John, ein freundlicher Mann, der an einer Hotelrezeption arbeitet, berichtet mit erstaunlich guten Deutschkenntnissen, wie es ihm in dieser Zeit ergangen sei: Er habe sich in der Zeit als BodaBoda-Fahrer versucht. Es habe zum Überleben gereicht, aber schön sei es nicht gewesen, sagt er.

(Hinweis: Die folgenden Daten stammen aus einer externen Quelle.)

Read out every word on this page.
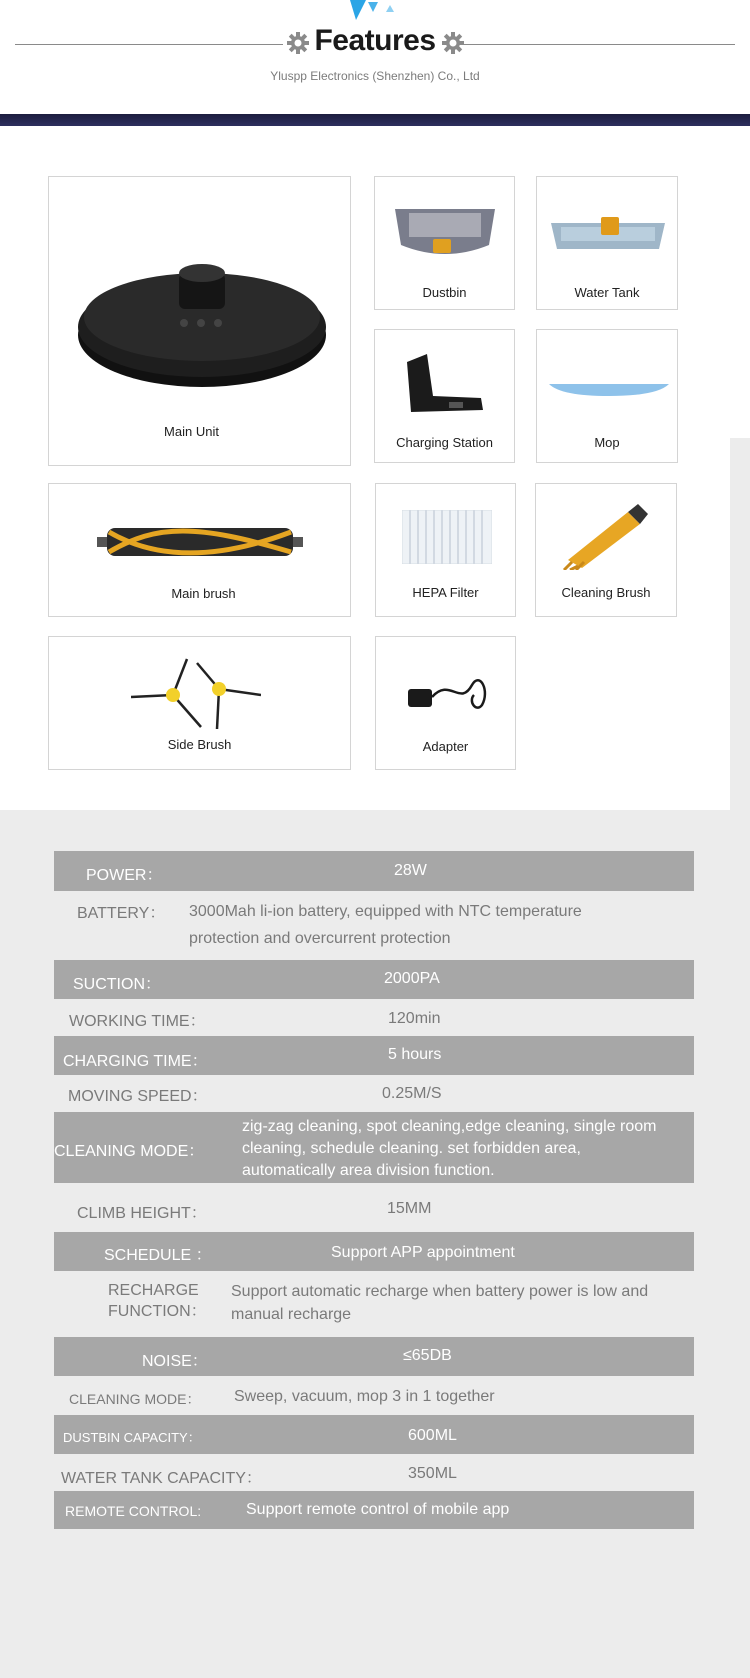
Features
Yluspp Electronics (Shenzhen) Co., Ltd
Main Unit
Dustbin	Water Tank
Charging Station	Mop
Main brush	HEPA Filter	Cleaning Brush
Side Brush	Adapter
POWER：	28W
BATTERY： 3000Mah li-ion battery, equipped with NTC temperature protection and overcurrent protection
SUCTION：	2000PA
WORKING TIME：	120min
CHARGING TIME：	5 hours
MOVING SPEED：	0.25M/S
CLEANING MODE：
zig-zag cleaning, spot cleaning,edge cleaning, single room cleaning, schedule cleaning. set forbidden area, automatically area division function.
CLIMB HEIGHT：	15MM
SCHEDULE ：	Support APP appointment
RECHARGE FUNCTION：
Support automatic recharge when battery power is low and manual recharge
NOISE：	≤65DB
CLEANING MODE： Sweep, vacuum, mop 3 in 1 together
DUSTBIN CAPACITY：	600ML
WATER TANK CAPACITY：	350ML
REMOTE CONTROL:	Support remote control of mobile app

Der Touristen-Führer Jonathan organisiert eigentlich Gruppenreisen in Mombasa und begleitet Touristen zu Museen oder Nationalparks. Während der Covid-Krise gesellte er sich zu seiner Frau, und sah ihr dabei zu, wie sie in den Slums verschiedene traditionelle Speisen für wenig Geld in Plastiktüten verkaufte, statt seinem geliebten Job nachzugehen, mit dem er ohnehin nur wenig Geld verdient.

So wie diesen Menschen ging es in der Corona-Zeit vielen: An der Küste in und um Mombasa reiht sich ein Hotel an das nächste. Sie alle sind – normalerweise – recht gut besucht. Denn Kenia bietet mit seinen weißen, endlos langen Sandstränden, dem türkisfarbenen Wasser, umgeben von atemberaubenden Palmen mit frischen Kokosnüssen, sowie seinen vielen tierreichen Nationalparks das perfekte Urlaubserlebnis für Touristen aus der ganzen Welt. Aber während der Pandemie blieben sämtliche Hotels leer und die Touristen weg. Entsprechend brauchte es keine Rezeptionisten, Masseure, Kellner und Touristenführer.

Die Armut im Land wurde somit noch gravierender. Nun, nachdem die Hotels wieder geöffnet und ihre ehemaligen Angestellten wieder eingestellt haben, wirken die Menschen erleichtert. Aber die Armut ist trotzdem nicht zu übersehen: Auf den vermüllten, kaputten Straßen tragen viele mangelernährte, dünne Menschen kaputte, dreckige Kleidung und Schuhe. Sie laufen in der Mittagshitze stundenlang an vielbefahrenen Straßen entlang, weil sie das Geld für die lokalen Transportmittel wie BodaBodas, Matatus oder TukTuks nicht übrighaben. Viele Familien in den Slums können es sich nicht einmal leisten, ihren Kindern das bescheidene Schulessen für umgerechnet 30 Cent zu finanzieren. Wenn diese Kinder durstig sind, kaufen sie sich an einem der vielen Kioske, die es an jeder Straßenecke gibt, gefrorene Softdrinks wie CocaCola oder Fanta. Daran nuckeln sie dann und lassen das Eis nach und nach schmelzen, sodass sie länger etwas von dem Getränk haben, als wenn sie sich das Getränk in kürzester Zeit herunterstürzen würden, um ihren Durst zu stillen.

Fließendes Leitungswasser gibt es in den Slums nicht. Schon gar keines, das man trinken kann, ohne sich eine Unmenge an Bakterien und Viren einzufangen. Und wenn das nur Corona-Viren wären, würden die Sterbestatistiken Kenias ganz anders aussehen.